The `ls` command is interpreting my directory with spaces as multiple directories

Question

I'm trying to pass a dynamic command that executes ls as a string that lists the files of a directory that contains spaces. However, my ls command always interprets my one directory containing spaces as multiple directories no matter what I do.

Consider the following simplified version of my shell script:

#!/bin/sh

export WORK_DIR="/Users/jthoms/Dropbox (My Company)/backup-jthoms/Work"
echo "WORK_DIR=$WORK_DIR"

export LS_CMD="ls -A \"$WORK_DIR/dependencies/apache-tomcat-8.0.45/logs\""
echo "LS_CMD=$LS_CMD"

if [ -n "$($LS_CMD)" ]
then
    echo "### Removing all logs"
    sudo rm "$WORK_DIR/dependencies/apache-tomcat-8.0.45/logs/*"
else
    echo "### Not removing all logs"
fi

This script results in the following output:

WORK_DIR=/Users/jthoms/Dropbox (My Company)/backup-jthoms/Work
LS_CMD=ls -A "/Users/jthoms/Dropbox (My Company)/backup-jthoms/Work/dependencies/apache-tomcat-8.0.45/logs"
ls: "/Users/jthoms/Dropbox: No such file or directory
ls: (My: No such file or directory
ls: Company)/backup-jthoms/Work/dependencies/apache-tomcat-8.0.45/logs": No such file or directory
### Not removing all logs

How can I correctly escape my shell variables so that the ls command interprets my directory as a single directory containing spaces instead of multiple directories?

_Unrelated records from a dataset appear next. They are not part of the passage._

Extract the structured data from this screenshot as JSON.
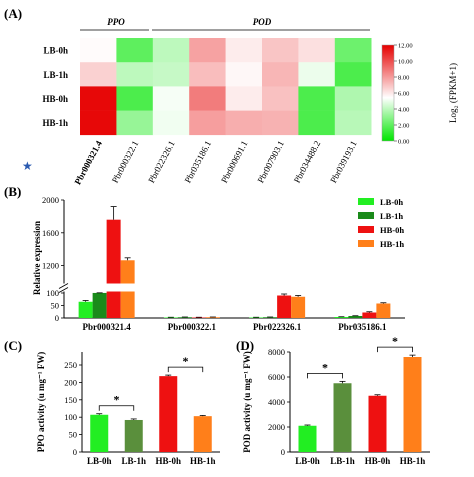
{
  "panels": {
    "a": "(A)",
    "b": "(B)",
    "c": "(C)",
    "d": "(D)"
  },
  "heatmap": {
    "group_labels": [
      "PPO",
      "POD"
    ],
    "rows": [
      "LB-0h",
      "LB-1h",
      "HB-0h",
      "HB-1h"
    ],
    "cols": [
      "Pbr000321.4",
      "Pbr000322.1",
      "Pbr022326.1",
      "Pbr035186.1",
      "Pbr000691.1",
      "Pbr007903.1",
      "Pbr034488.2",
      "Pbr039193.1"
    ],
    "starred_col": "Pbr000321.4",
    "values": [
      [
        5.5,
        2.0,
        4.0,
        7.8,
        5.9,
        6.9,
        6.2,
        2.3
      ],
      [
        6.6,
        4.0,
        4.2,
        7.1,
        5.6,
        7.3,
        5.0,
        1.6
      ],
      [
        11.8,
        1.6,
        5.2,
        8.8,
        5.9,
        7.0,
        1.6,
        3.7
      ],
      [
        11.8,
        3.2,
        5.1,
        7.9,
        7.5,
        7.4,
        1.6,
        3.9
      ]
    ],
    "colorbar": {
      "title": "Log₂ (FPKM+1)",
      "ticks": [
        "12.00",
        "10.00",
        "8.00",
        "6.00",
        "4.00",
        "2.00",
        "0.00"
      ],
      "min": 0,
      "max": 12,
      "colors": {
        "low": "#00e600",
        "mid": "#ffffff",
        "high": "#e60000"
      }
    }
  },
  "chart_data": [
    {
      "id": "B",
      "type": "bar",
      "categories": [
        "Pbr000321.4",
        "Pbr000322.1",
        "Pbr022326.1",
        "Pbr035186.1"
      ],
      "series": [
        {
          "name": "LB-0h",
          "color": "#22ee22",
          "values": [
            65,
            2,
            2,
            4
          ],
          "errors": [
            5,
            1,
            1,
            1
          ]
        },
        {
          "name": "LB-1h",
          "color": "#1a8a1a",
          "values": [
            105,
            3,
            3,
            8
          ],
          "errors": [
            10,
            1,
            1,
            1
          ]
        },
        {
          "name": "HB-0h",
          "color": "#ee1111",
          "values": [
            1760,
            2,
            90,
            22
          ],
          "errors": [
            160,
            1,
            6,
            3
          ]
        },
        {
          "name": "HB-1h",
          "color": "#ff7f1a",
          "values": [
            1265,
            3,
            85,
            58
          ],
          "errors": [
            30,
            1,
            5,
            3
          ]
        }
      ],
      "ylabel": "Relative expression",
      "yticks_upper": [
        1200,
        1600,
        2000
      ],
      "yticks_lower": [
        0,
        50,
        100
      ],
      "axis_break": [
        100,
        1000
      ],
      "ylim": [
        0,
        2000
      ],
      "legend": "top-right"
    },
    {
      "id": "C",
      "type": "bar",
      "categories": [
        "LB-0h",
        "LB-1h",
        "HB-0h",
        "HB-1h"
      ],
      "values": [
        107,
        92,
        218,
        103
      ],
      "errors": [
        3,
        3,
        3,
        2
      ],
      "colors": [
        "#22ee22",
        "#5a8f3c",
        "#ee1111",
        "#ff7f1a"
      ],
      "ylabel": "PPO activity (u mg⁻¹ FW)",
      "ylim": [
        0,
        250
      ],
      "yticks": [
        0,
        50,
        100,
        150,
        200,
        250
      ],
      "significance": [
        {
          "pair": [
            0,
            1
          ],
          "label": "*"
        },
        {
          "pair": [
            2,
            3
          ],
          "label": "*"
        }
      ]
    },
    {
      "id": "D",
      "type": "bar",
      "categories": [
        "LB-0h",
        "LB-1h",
        "HB-0h",
        "HB-1h"
      ],
      "values": [
        2100,
        5500,
        4500,
        7600
      ],
      "errors": [
        60,
        150,
        80,
        150
      ],
      "colors": [
        "#22ee22",
        "#5a8f3c",
        "#ee1111",
        "#ff7f1a"
      ],
      "ylabel": "POD activity (u mg⁻¹ FW)",
      "ylim": [
        0,
        8000
      ],
      "yticks": [
        0,
        2000,
        4000,
        6000,
        8000
      ],
      "significance": [
        {
          "pair": [
            0,
            1
          ],
          "label": "*"
        },
        {
          "pair": [
            2,
            3
          ],
          "label": "*"
        }
      ]
    }
  ]
}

I recently changed this script which used to work fine for directories containing no spaces but now doesn't work for this new case. I'm working on Bash on MacOSX. I have tried various forms of escaping, various Google searches and searching for similar questions here on SO but to no avail. Please help.

Answer 1

Variables are for data. Functions are for code.

# There's no apparent need to export this shell variable.
WORK_DIR="/Users/jthoms/Dropbox (My Company)/backup-jthoms/Work"
echo "WORK_DIR=$WORK_DIR"

ls_cmd () {
  ls -A "$1"/dependencies/apache-tomcat-8.0.45/logs
}

if [ -n "$(ls_cmd "$WORK_DIR")" ]; then
then
  echo "### Removing all logs"
  sudo rm "$WORK_DIR/dependencies/apache-tomcat-8.0.45/logs/"*
else
  echo "### Not removing all logs"
fi

However, you don't need ls for this at all (and in general, you should avoid parsing the output of ls). For example,

find "$WORK_DIR/dependencies/apache-tomcat-8.0.45/logs/" -type f -exec rm -rf {} +

Answer 2

You could use

# ...
if [ -n "$(eval "$LS_CMD")" ]
# ...

See http://mywiki.wooledge.org/BashFAQ/050

Or even

# ...
if [ -n "$(bash -c "$LS_CMD")" ]
# ...

But you are probably better off using a dedicated function and/or even something more specific to your problem (using find instead of ls is usually a good idea in these cases, see some examples in the answers for this question).

Answer 3

Use arrays, not strings, to store commands:

ls_cmd=(ls -A "$WORK_DIR/dependencies/apache-tomcat-8.0.45/logs")
echo "ls_cmd=${ls_cmd[*]}"

if [ -n "$("${ls_cmd[@]}")" ]; then …

(The syntax highlighting on the last line is incorrect and misleading: we’re not unquoting ${ls_cmd[@]}; in reality, we are using nested quotes via a subshell here.)

That way, word splitting won’t interfere with your command.

Note that you can’t export arrays. But you don’t need to, in your code.

As others have noted, it’s often a better idea to use functions here. More importantly, you shouldn’t parse the output of ls. There are always better alternatives.